If you’ve got a job and you go to work when you’re sick, you’re not alone: A British survey shows that 70 percent of U.K. workers make the trek to work, despite being sick. More than 40 percent of workers said they did this because they felt their absence would negatively affect their productivity, the Independent said.

With summertime on its way in the northern hemisphere, fewer of us will be getting sick, whether we’re in the U.S. or the U.K., but this topic still deserves attention. Although there is a cold and flu winter “season,” you can suffer from either at any time of the year. Aches, pains, runny noses and missed work are the common signs and symptoms for both you and your employer.

While it may be relatively innocuous and more irritating than dangerous for many people, should you decide to go to work anyway, these common illnesses also present a significant financial burden to your community in the form of billions of dollars spent on cold remedies and doctor’s visits. And if you do go to work or school despite being ill, you’re in danger of making others sick, and forcing them to spend money on treatments, too.

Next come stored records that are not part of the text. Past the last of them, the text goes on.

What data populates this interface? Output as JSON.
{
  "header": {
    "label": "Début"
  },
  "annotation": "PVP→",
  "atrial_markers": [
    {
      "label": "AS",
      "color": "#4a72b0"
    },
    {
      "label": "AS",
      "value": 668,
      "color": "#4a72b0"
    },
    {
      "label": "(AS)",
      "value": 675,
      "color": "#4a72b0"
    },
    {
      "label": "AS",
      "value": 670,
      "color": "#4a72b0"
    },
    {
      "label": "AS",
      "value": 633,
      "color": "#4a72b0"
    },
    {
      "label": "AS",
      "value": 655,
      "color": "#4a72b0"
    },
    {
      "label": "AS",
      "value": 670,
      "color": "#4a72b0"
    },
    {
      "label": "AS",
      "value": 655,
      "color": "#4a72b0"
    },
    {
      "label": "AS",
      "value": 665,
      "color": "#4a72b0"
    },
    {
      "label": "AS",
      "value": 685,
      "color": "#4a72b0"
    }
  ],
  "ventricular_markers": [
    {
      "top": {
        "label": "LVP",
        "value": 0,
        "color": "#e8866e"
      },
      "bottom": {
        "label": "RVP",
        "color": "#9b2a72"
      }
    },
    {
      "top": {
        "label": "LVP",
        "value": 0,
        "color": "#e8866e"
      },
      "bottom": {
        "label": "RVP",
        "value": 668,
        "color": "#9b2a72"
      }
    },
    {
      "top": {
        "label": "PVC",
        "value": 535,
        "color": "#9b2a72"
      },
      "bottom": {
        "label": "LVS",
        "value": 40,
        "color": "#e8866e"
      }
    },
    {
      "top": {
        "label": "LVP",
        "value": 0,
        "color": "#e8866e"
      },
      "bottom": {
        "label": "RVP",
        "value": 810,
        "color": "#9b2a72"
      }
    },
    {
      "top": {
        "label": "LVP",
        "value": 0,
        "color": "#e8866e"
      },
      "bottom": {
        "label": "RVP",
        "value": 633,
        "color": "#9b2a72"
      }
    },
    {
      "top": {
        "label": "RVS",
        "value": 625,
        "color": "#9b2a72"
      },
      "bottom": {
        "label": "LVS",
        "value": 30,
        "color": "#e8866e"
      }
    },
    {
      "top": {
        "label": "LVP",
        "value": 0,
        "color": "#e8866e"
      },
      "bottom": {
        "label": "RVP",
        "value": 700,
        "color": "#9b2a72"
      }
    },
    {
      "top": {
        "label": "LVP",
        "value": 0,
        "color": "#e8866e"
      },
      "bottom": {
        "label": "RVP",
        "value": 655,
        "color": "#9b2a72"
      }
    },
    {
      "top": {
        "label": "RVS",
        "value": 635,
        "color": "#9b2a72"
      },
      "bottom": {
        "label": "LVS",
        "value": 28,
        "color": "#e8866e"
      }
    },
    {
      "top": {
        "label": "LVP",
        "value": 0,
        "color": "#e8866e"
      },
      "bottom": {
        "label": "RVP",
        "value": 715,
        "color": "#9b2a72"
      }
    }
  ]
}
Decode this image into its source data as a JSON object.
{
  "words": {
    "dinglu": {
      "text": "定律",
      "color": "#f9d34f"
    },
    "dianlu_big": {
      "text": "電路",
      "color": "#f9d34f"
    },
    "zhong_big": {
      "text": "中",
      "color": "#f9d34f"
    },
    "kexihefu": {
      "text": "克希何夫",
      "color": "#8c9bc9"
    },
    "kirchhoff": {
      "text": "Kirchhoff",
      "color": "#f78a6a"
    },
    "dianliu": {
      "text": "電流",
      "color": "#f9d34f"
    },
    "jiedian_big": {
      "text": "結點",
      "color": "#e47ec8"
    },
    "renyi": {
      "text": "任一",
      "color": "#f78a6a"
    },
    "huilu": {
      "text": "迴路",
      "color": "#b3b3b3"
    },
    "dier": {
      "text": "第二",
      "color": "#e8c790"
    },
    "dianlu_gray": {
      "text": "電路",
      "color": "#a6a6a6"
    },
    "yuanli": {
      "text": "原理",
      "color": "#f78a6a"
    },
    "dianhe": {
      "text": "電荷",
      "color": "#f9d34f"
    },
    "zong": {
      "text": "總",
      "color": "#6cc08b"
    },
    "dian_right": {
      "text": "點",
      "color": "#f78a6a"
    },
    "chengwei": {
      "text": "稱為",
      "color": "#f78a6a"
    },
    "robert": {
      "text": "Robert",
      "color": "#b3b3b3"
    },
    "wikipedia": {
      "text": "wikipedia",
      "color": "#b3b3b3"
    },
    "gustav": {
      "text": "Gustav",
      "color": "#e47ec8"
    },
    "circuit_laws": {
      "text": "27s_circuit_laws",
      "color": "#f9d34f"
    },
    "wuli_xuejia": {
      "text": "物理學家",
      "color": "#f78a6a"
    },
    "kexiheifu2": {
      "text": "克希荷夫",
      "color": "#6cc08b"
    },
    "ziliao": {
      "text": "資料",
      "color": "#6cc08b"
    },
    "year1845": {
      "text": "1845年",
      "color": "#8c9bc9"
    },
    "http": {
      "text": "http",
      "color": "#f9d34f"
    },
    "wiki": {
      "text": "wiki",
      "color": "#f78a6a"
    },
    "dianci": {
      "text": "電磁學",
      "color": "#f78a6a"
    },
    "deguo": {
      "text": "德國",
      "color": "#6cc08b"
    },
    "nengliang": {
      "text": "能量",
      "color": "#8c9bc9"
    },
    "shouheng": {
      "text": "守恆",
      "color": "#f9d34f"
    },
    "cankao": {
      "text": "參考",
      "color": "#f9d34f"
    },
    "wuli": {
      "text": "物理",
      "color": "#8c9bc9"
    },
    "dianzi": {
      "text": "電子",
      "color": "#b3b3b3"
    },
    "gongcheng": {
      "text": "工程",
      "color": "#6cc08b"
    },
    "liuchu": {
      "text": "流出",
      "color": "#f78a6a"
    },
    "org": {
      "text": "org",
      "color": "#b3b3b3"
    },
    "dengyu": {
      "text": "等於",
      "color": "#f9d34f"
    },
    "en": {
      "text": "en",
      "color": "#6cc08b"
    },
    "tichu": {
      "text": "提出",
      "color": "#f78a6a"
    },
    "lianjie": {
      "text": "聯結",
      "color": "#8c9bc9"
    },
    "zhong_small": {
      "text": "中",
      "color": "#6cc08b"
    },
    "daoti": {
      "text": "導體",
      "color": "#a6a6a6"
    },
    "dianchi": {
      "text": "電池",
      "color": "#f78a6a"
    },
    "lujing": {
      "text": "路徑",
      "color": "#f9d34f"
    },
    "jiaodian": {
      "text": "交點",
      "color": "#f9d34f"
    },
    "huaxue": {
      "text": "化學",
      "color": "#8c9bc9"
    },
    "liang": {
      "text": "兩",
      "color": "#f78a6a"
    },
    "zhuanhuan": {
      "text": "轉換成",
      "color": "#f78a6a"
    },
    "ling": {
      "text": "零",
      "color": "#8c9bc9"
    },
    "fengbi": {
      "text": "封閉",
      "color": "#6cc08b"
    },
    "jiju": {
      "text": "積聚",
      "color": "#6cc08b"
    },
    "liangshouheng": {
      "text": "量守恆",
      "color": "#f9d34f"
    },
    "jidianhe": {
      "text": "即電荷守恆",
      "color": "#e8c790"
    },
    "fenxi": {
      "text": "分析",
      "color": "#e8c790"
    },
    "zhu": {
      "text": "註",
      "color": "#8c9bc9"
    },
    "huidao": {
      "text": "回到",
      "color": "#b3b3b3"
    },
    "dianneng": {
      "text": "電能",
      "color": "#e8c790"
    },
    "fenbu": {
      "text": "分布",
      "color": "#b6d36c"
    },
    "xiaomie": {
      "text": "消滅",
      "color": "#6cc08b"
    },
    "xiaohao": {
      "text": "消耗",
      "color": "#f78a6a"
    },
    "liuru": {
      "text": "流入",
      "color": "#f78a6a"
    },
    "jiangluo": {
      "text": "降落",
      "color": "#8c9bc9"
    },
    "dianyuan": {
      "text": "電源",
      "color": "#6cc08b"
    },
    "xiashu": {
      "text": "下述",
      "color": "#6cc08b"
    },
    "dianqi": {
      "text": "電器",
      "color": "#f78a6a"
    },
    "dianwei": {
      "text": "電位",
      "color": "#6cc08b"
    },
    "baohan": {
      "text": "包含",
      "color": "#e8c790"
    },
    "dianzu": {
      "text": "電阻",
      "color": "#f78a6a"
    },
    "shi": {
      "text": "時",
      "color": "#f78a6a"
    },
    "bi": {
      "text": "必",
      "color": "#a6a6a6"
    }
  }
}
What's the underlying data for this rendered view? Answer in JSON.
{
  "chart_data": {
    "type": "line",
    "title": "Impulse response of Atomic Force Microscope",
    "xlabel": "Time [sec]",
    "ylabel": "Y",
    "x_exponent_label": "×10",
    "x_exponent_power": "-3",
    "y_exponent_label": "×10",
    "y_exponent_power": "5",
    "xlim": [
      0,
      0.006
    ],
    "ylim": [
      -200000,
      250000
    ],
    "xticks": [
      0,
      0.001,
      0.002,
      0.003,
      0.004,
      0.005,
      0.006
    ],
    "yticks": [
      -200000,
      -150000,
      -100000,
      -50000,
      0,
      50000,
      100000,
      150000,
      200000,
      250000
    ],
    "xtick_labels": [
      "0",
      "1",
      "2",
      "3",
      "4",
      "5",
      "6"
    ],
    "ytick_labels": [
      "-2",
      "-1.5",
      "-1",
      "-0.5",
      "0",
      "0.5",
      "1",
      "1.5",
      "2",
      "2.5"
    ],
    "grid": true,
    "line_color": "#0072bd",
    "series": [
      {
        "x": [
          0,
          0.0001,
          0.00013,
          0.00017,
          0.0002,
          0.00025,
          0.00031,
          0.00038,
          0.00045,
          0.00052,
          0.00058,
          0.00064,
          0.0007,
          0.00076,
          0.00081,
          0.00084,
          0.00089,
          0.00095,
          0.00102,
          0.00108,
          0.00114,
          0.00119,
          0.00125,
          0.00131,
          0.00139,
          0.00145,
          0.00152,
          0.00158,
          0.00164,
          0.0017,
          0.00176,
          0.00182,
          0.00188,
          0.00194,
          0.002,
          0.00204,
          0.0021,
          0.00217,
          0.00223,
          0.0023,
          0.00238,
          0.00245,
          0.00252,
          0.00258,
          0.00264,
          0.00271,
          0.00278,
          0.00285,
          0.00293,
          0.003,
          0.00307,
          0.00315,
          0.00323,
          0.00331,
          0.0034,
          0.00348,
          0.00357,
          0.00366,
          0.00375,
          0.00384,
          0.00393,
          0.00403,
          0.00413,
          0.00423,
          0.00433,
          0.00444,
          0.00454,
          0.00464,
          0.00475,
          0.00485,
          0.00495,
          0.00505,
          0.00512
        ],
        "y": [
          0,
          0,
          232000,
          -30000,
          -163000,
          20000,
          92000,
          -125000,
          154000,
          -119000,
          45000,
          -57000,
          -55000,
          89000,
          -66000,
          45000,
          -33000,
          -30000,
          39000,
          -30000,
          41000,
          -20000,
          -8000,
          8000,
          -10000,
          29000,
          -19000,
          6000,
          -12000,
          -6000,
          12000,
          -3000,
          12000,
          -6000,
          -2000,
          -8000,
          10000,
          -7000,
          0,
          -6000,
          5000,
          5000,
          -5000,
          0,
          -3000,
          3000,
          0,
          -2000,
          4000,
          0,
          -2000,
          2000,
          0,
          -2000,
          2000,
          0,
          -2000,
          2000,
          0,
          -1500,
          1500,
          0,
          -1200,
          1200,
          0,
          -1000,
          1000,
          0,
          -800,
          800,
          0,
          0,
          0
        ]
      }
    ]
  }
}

Recognizing early symptoms of a cold or the flu may help you to begin natural treatments early, but prevention continues to be the best medicine. Vitamin D is a potent antimicrobial agent your body produces with exposure to sunshine, capable of killing bacteria, viruses and fungi. With suboptimal levels, your immune system is impaired and you will be more susceptible to infections and illnesses. The best way to get vitamin D is through sensible sun exposure, but if you can’t do that, supplementation with vitamin D3 is also helpful.